À partir de 21 heures ce soir, et pour les trois prochains jours, plus personne ne pourra circuler librement dans le district de Bamako. La mesure, signée le 25 avril 2026 par le gouverneur Adoptative Collibaly, interdit tout déplacement entre 21h et 6h du matin. Et si la situation l’exige, cette interdiction pourrait être prolongée.

 

En clair : la capitale malienne se met sous cloche nocturne pour 72 heures, reconductibles.

 

Derrière les termes administratifs, c’est une décision d’urgence. Le gouverneur s’appuie sur « les nécessités d’ordre public », une formule qui, dans le langage officiel, signale que les autorités jugent la situation suffisamment tendue pour suspendre provisoirement la liberté de circuler la nuit. Une lettre confidentielle du ministère de l’Administration territoriale, datée du 25 avril, a également précédé cette annonce, sans que son contenu soit rendu public.

 

Qui doit appliquer la mesure ? Pas seulement la police ou la gendarmerie. Le texte met directement en première ligne les sous-préfets d’arrondissement, les maires (ou ceux qui les remplacent pour gérer les affaires courantes), ainsi que les chefs régionaux de la sécurité. Chacun dans son périmètre devra veiller à ce que les rues restent désertes une fois la nuit tombée.

 

Ce couvre-feu n’est pas une première à Bamako, mais son caractère reconductible change la donne : personne ne peut dire aujourd’hui si trois jours suffiront.
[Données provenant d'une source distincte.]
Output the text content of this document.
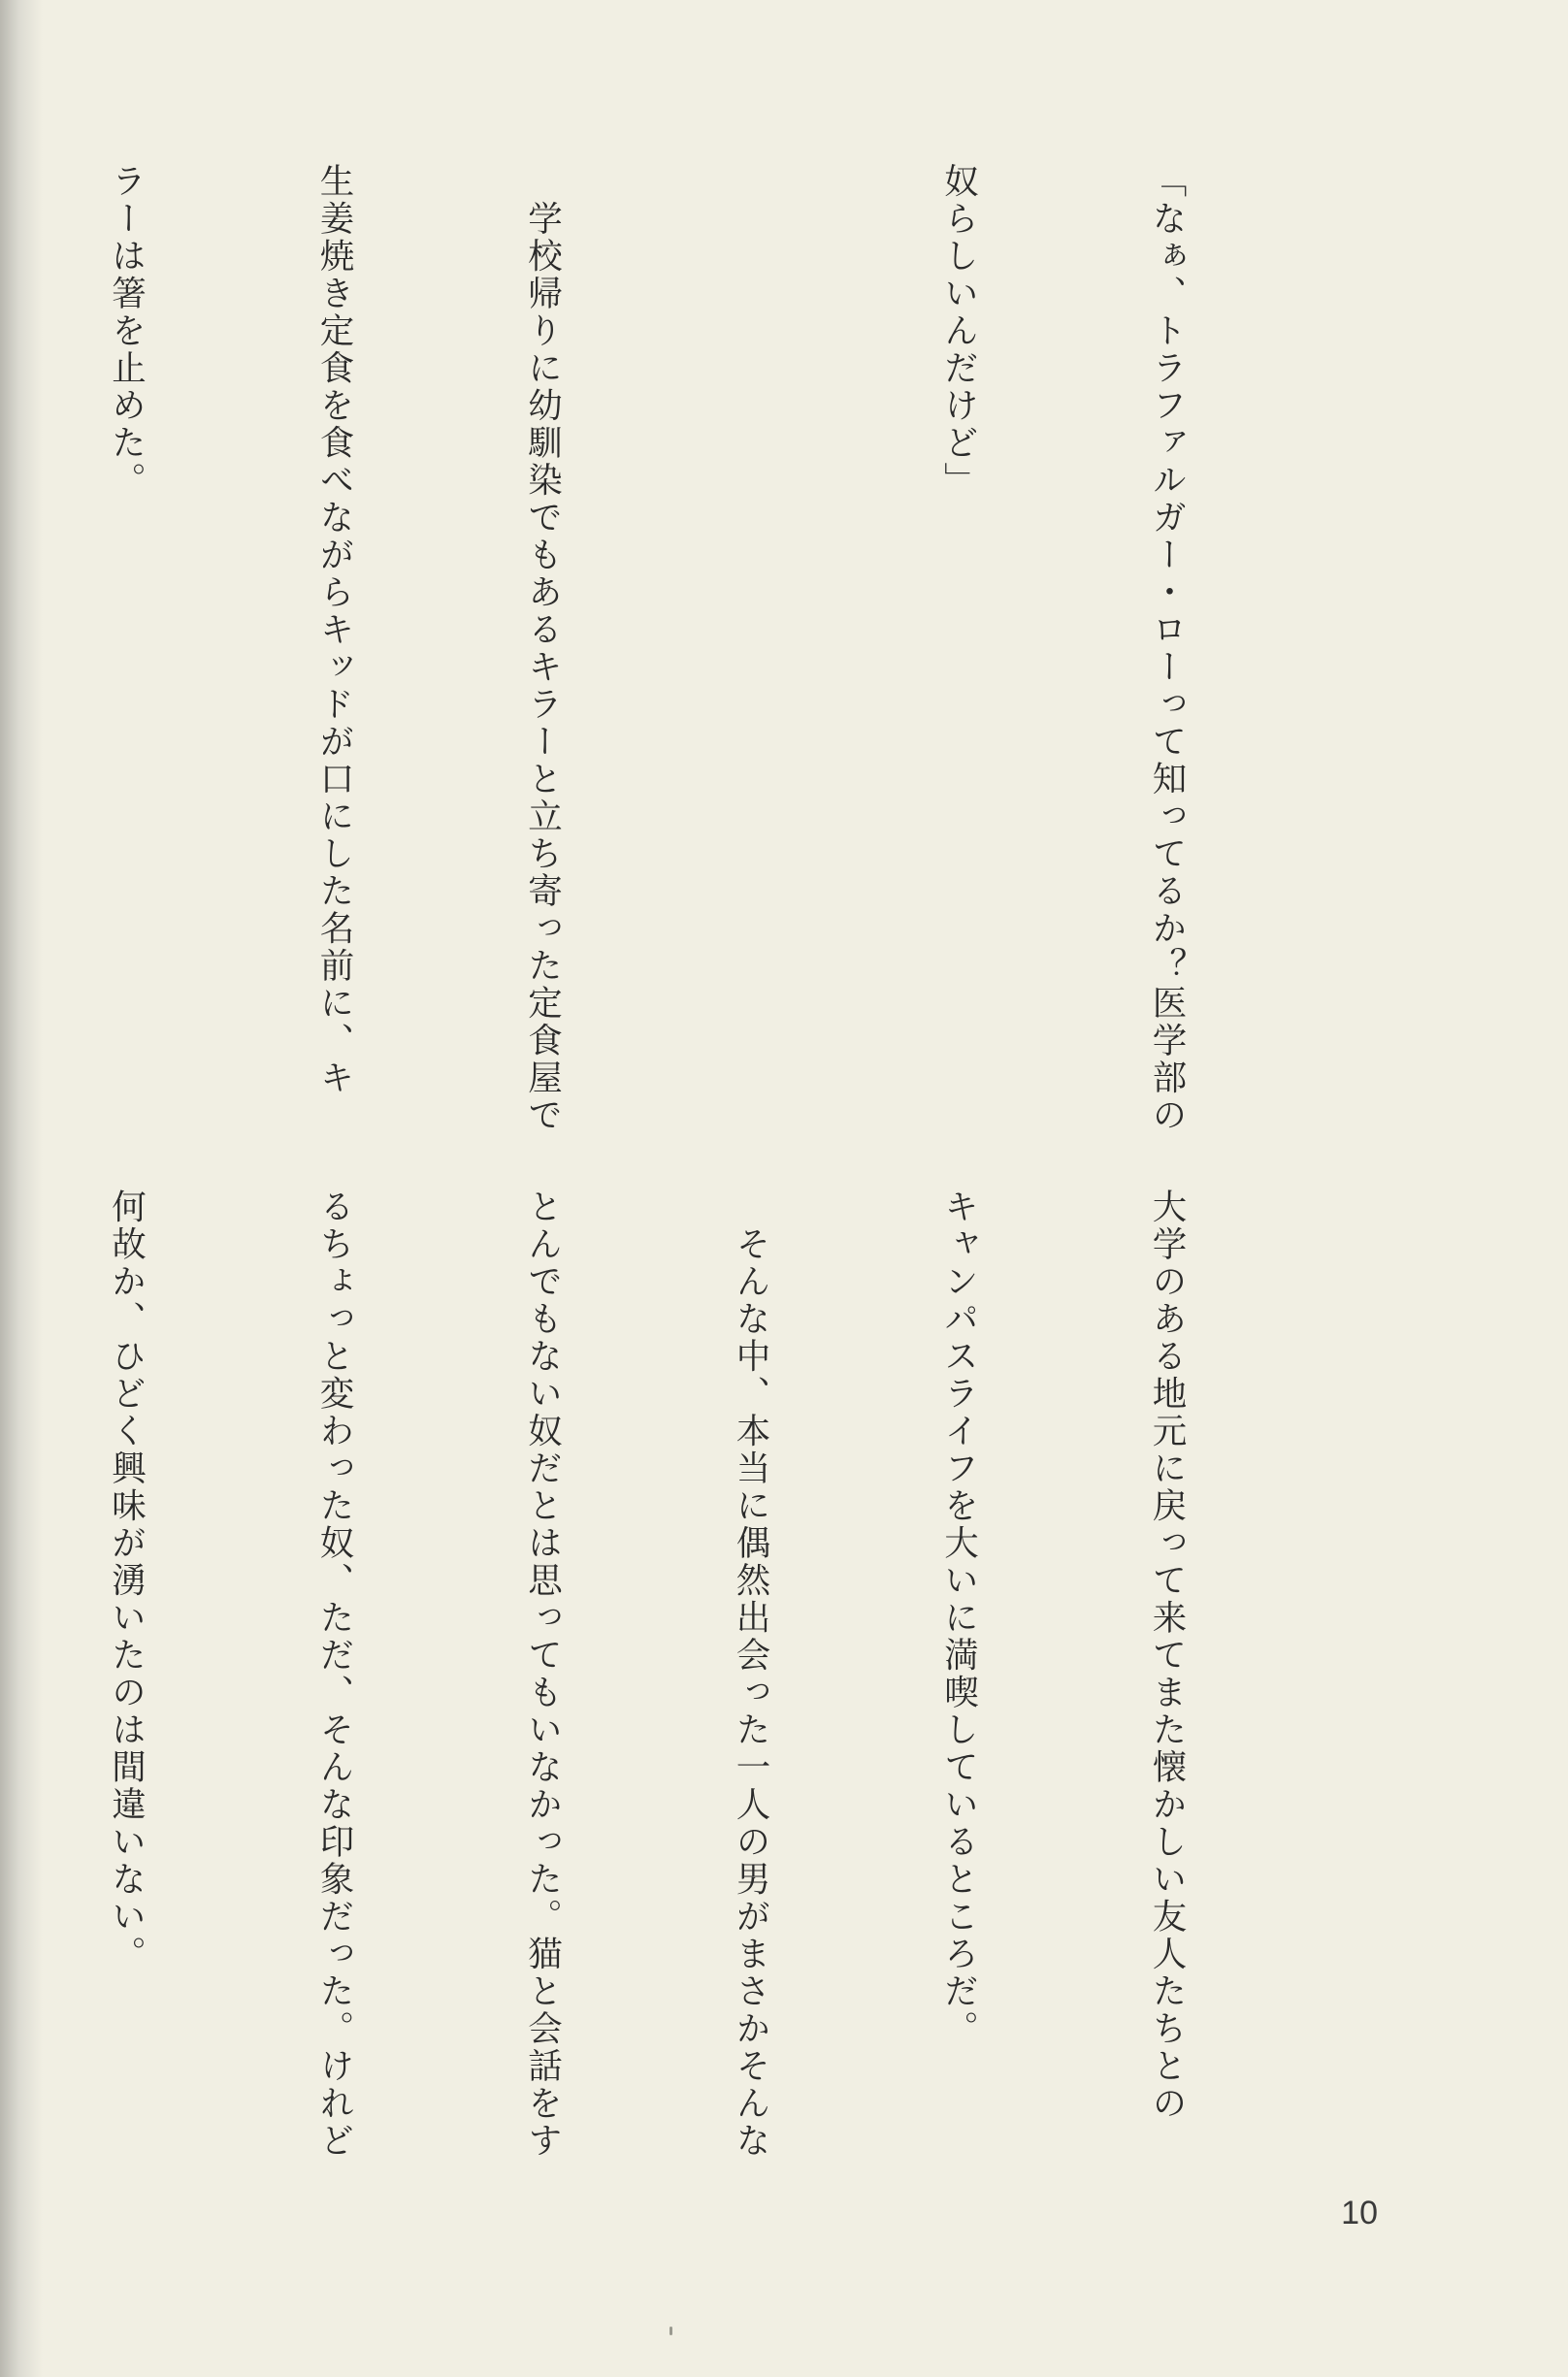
「なぁ、トラファルガー・ローって知ってるか？医学部の

奴らしいんだけど」

　学校帰りに幼馴染でもあるキラーと立ち寄った定食屋で

生姜焼き定食を食べながらキッドが口にした名前に、キ

ラーは箸を止めた。

大学のある地元に戻って来てまた懐かしい友人たちとの

キャンパスライフを大いに満喫しているところだ。

　そんな中、本当に偶然出会った一人の男がまさかそんな

とんでもない奴だとは思ってもいなかった。猫と会話をす

るちょっと変わった奴、ただ、そんな印象だった。けれど

何故か、ひどく興味が湧いたのは間違いない。

10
La décision sera officiellement exécutoire dès sa signature, sans délai supplémentaire. Pour les habitants, les commerçants et les conducteurs de taxi ou de transports, l’adaptation sera immédiate.

 

Si l’on replace cette annonce dans le calendrier, elle intervient sept mois après la nomination des gouverneurs de région en décembre 2021, et trois ans après la révision de la Charte de la transition. Mais au-delà des textes de loi (Code des collectivités territoriales, statut particulier du district, loi sur les réquisitions), c’est surtout un signal fort : les autorités choisissent la contrainte horaire pour prévenir un risque qu’elles n’ont pas voulu détailler.

 

Qu’est-ce qui pourrait se passer après ces 72 heures ? Soit le calme revient, et la vie nocturne reprend. Soit la décision est prolongée, et Bamako devra s’attendre à un régime d’exception qui dure. En attendant, dès ce soir 21h, les rues parleront d’elles-mêmes : vides ou agitées, la réponse dira si le couvre-feu était une précaution… ou une nécessité.